The importance of the distinction is that marital property is divided between the spouses in a divorce action. In contrast, separate property is not divisible.
Martial Property versus Separate Property
Marital Property is presumed to be all property acquired during the marriage. This includes pension and other retirement assets and a small business. Whether or not held in joint title or in each spouse's name individually. It also includes the appreciation and accumulated earnings on separate property, unless they are excluded by a written agreement (pre-nuptial or post-nuptial agreement). But it does not include present income. And it does not include intangibles such as college degrees or other education.
Separate property belongs solely to its owner. Separate property is all property: (1) acquired before marriage; (2) property acquired by gift or inheritance; (3) property exchanged for property listed in (1) and (2) above and which can be traced as separate property; (4) property acquired after a decree of legal separation; (5) property excluded by written agreement, either pre-nuptial or post-nuptial; and (6) present earnings. CRS 14-10-113(2).

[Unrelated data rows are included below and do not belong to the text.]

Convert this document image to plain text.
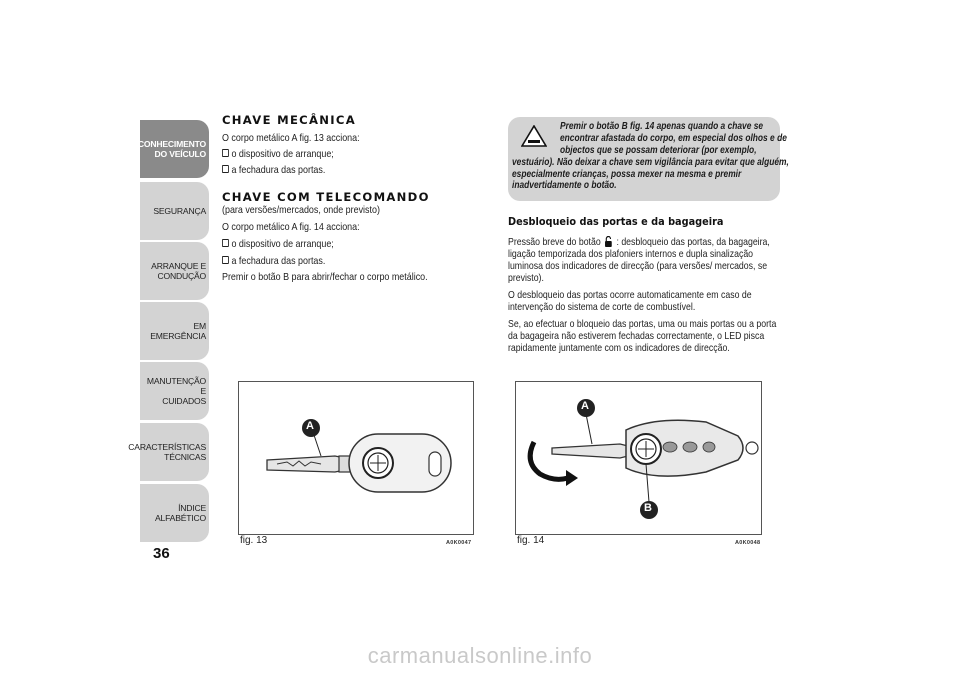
CONHECIMENTO
DO VEÍCULO
SEGURANÇA
ARRANQUE E
CONDUÇÃO
EM EMERGÊNCIA
MANUTENÇÃO E
CUIDADOS
CARACTERÍSTICAS
TÉCNICAS
ÍNDICE ALFABÉTICO
36
CHAVE MECÂNICA
O corpo metálico A fig. 13 acciona:
o dispositivo de arranque;
a fechadura das portas.
CHAVE COM TELECOMANDO
(para versões/mercados, onde previsto)
O corpo metálico A fig. 14 acciona:
o dispositivo de arranque;
a fechadura das portas.
Premir o botão B para abrir/fechar o corpo metálico.
Premir o botão B fig. 14 apenas quando a chave se
encontrar afastada do corpo, em especial dos olhos e de
objectos que se possam deteriorar (por exemplo,
vestuário). Não deixar a chave sem vigilância para evitar que alguém,
especialmente crianças, possa mexer na mesma e premir
inadvertidamente o botão.
Desbloqueio das portas e da bagageira
Pressão breve do botão : desbloqueio das portas, da bagageira,
ligação temporizada dos plafoniers internos e dupla sinalização
luminosa dos indicadores de direcção (para versões/ mercados, se
previsto).
O desbloqueio das portas ocorre automaticamente em caso de
intervenção do sistema de corte de combustível.
Se, ao efectuar o bloqueio das portas, uma ou mais portas ou a porta
da bagageira não estiverem fechadas correctamente, o LED pisca
rapidamente juntamente com os indicadores de direcção.
A
fig. 13	A0K0047
A
B
fig. 14	A0K0048
carmanualsonline.info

Converting Separate Property into Marital Property
When separate property is re-titled from one spouse's name into the other spouse's name, or jointly, it is presumed that the property becomes marital property. It is presumed that a gift of the separate property (half of it) from the owner to the other spouse occurs. This is the general rule when the spouse who owns a home prior to marriage adds the new spouse's name after marriage. Even if the addition of the name was for estate planning or refinance purposes.
However, there are exceptions to this general rule. And any conversion of property should be considered by the court in making its division of marital property.
Many people unwittingly make a mistake when they convert separate property into marital property. Be careful.